计算机科学与探索 ›› 2023, Vol. 17 ›› Issue (7): 1599-1608.DOI: 10.3778/j.issn.1673-9418.2112108

• 理论·算法 • 上一篇    下一篇

VC维期望上界最小化的最小二乘支持向量机

李昊,王士同   

  1. 1. 江南大学 人工智能与计算机学院,江苏 无锡 214122
    2. 江苏省物联网应用技术重点建设实验室,江苏 无锡 214122
  • 出版日期:2023-07-01 发布日期:2023-07-01

Least Squares Support Vector Machine for Minimizing VC Dimensional Expectation Upper Bound

LI Hao, WANG Shitong   

  1. 1. School of Artificial Intelligence and Computer Science, Jiangnan University, Wuxi, Jiangsu 214122, China
    2. Jiangsu Key Construction Laboratory of IoT Application Technology, Wuxi, Jiangsu 214122, China
  • Online:2023-07-01 Published:2023-07-01

摘要: 机器学习是现代计算机技术中比较重要的一个方面,而其中的支持向量机方法也因其良好的性能近年来得到了广泛关注,被应用于各行各业当中。而支持向量机的性能可以用VC维来衡量,VC维是衡量机器复杂性的一种指标,理论上来说,低VC维可以得到很好的泛化。但是,对于以传统支持向量机为基础的一些分类器方法来说,VC维在处理各种各样的数据时,支持向量机的VC维的上界可能是无穷的。尽管在实践与应用中得到了很好的结果,但并不能保证很好的泛化,导致对于一些特殊的数据取得的效果不好。因此,提出了一种改进LSSVM的算法,以LSSVM算法为基础,将VC维上界最小化并找到其期望的最佳投影方案,最后带入到LSSVM算法中来对数据进行分类。实验结果表明,在所采用的基准数据集上,该分类器的错误率低于传统最小二乘支持向量机,这意味着,所提出的算法以近似的支持向量个数使得测试精度优于比较算法,提高了算法的泛化能力。

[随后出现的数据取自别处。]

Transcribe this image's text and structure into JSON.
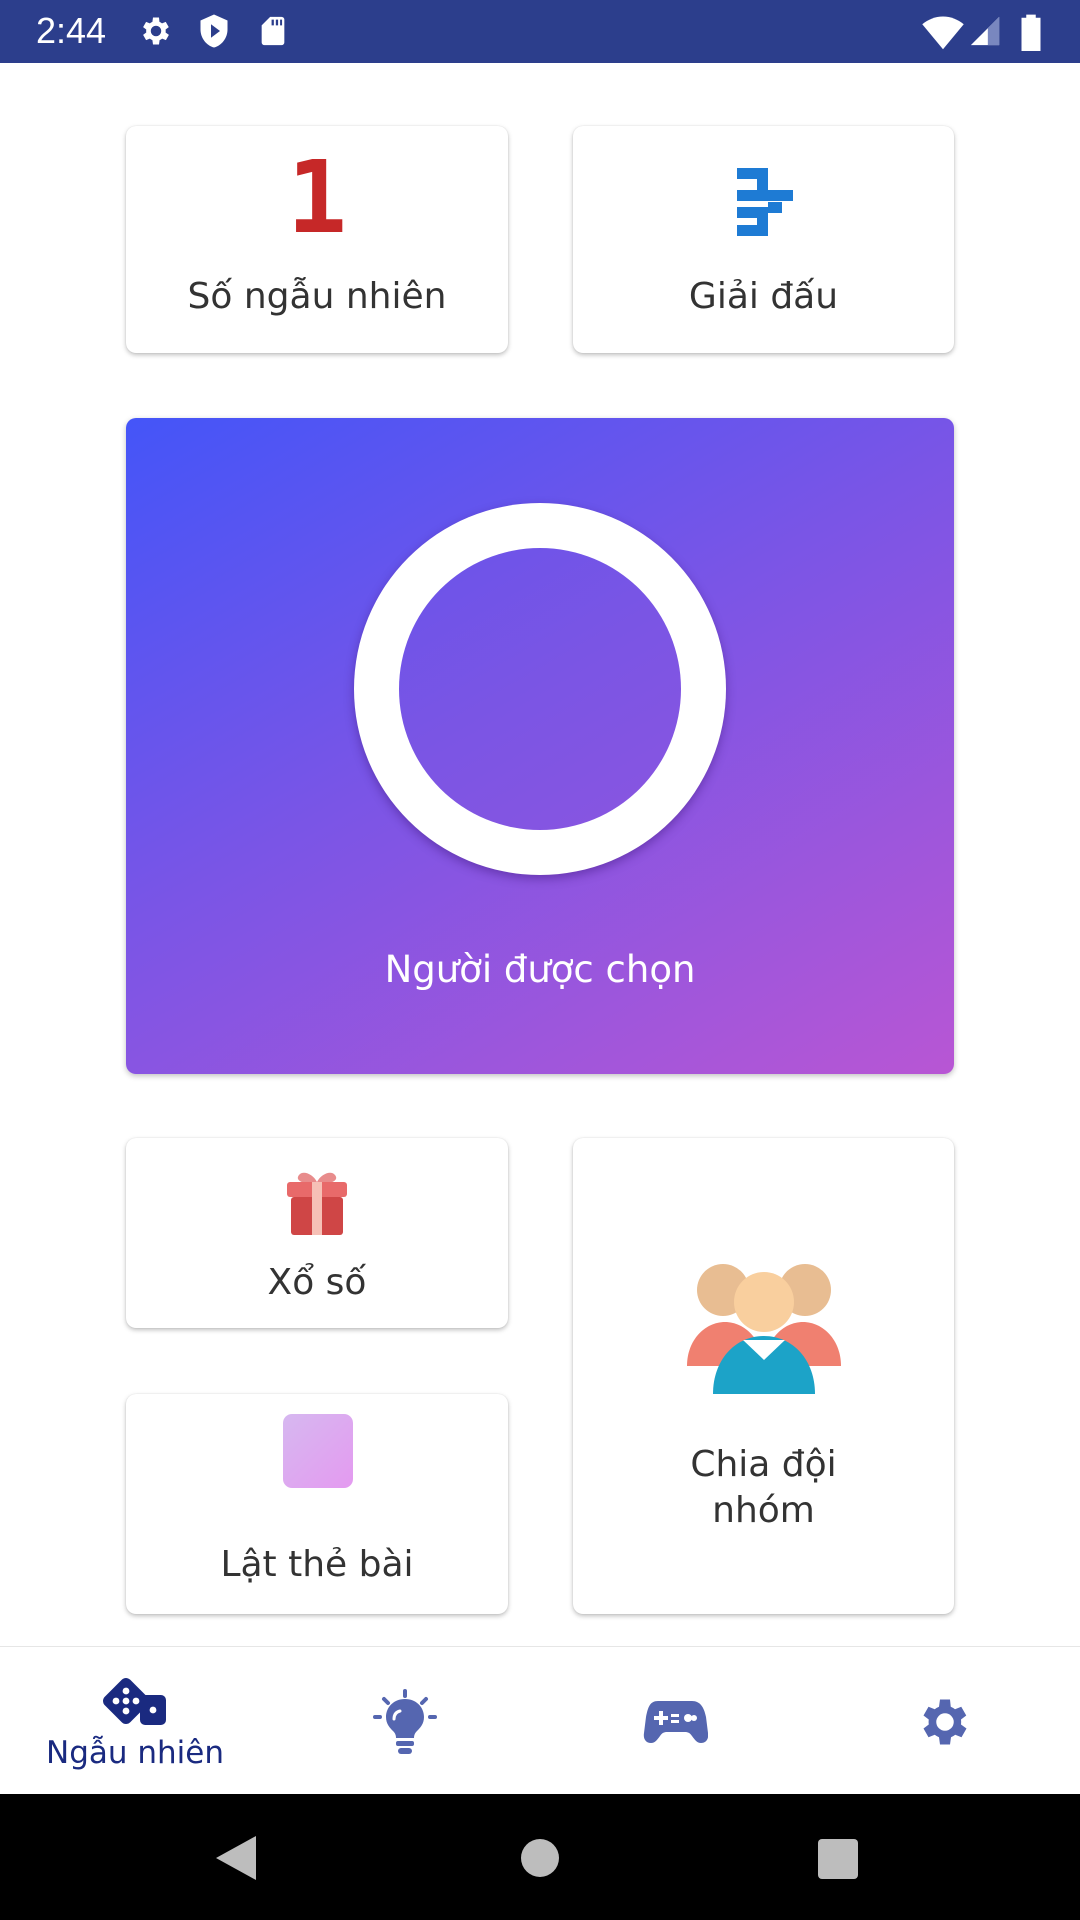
{
  "status_bar": {
    "time": "2:44"
  },
  "cards": {
    "random_number": {
      "icon_text": "1",
      "label": "Số ngẫu nhiên"
    },
    "tournament": {
      "label": "Giải đấu"
    },
    "chosen_person": {
      "label": "Người được chọn"
    },
    "lottery": {
      "label": "Xổ số"
    },
    "flip_card": {
      "label": "Lật thẻ bài"
    },
    "team_split": {
      "label_line1": "Chia đội",
      "label_line2": "nhóm"
    }
  },
  "bottom_nav": {
    "items": [
      {
        "label": "Ngẫu nhiên",
        "icon": "dice-icon",
        "active": true
      },
      {
        "label": "",
        "icon": "lightbulb-icon",
        "active": false
      },
      {
        "label": "",
        "icon": "gamepad-icon",
        "active": false
      },
      {
        "label": "",
        "icon": "settings-gear-icon",
        "active": false
      }
    ]
  },
  "colors": {
    "status_bar": "#2c3e8c",
    "nav_active": "#1a2a80",
    "nav_inactive": "#5566b0",
    "hero_gradient_start": "#4455f8",
    "hero_gradient_end": "#b856d4",
    "number_icon": "#c62828",
    "tournament_icon": "#1e7bd4"
  }
}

关键词: 最小二乘支持向量机(LSSVM), 机器学习, VC维, 分类

Abstract: Machine learning is an important aspect of modern computer technology, and the support vector machine method has been widely used in all walks of life because of its good performance in recent years. The performance of support vector machine can be measured by VC (Vapnik-Chervonenkis) dimension, which is an index to measure the complexity of the machine. In theory, low VC dimension can be well generalized. However, for some classifier methods based on traditional support vector machine, the upper bound of VC dimension of support vector machine may be infinite when dealing with a variety of data. Although good results have been obtained in practice and application, it can not guarantee good generalization, resulting in poor results for some special data. Therefore, this paper proposes an improved LSSVM (least squares support vector machines) algorithm. Based on LSSVM algorithm, this paper minimizes the upper bound of VC dimension and finds the desired best projection scheme. Finally, this paper brings it into LSSVM algorithm to classify the data. Experimental results show that the error rate of the classifier is lower than that of the traditional least squares support vector machine on the benchmark dataset, which means that the proposed algorithm makes the test accuracy better than the comparison algorithm with the approximate number of support vectors, and improves the generalization ability of the algorithm.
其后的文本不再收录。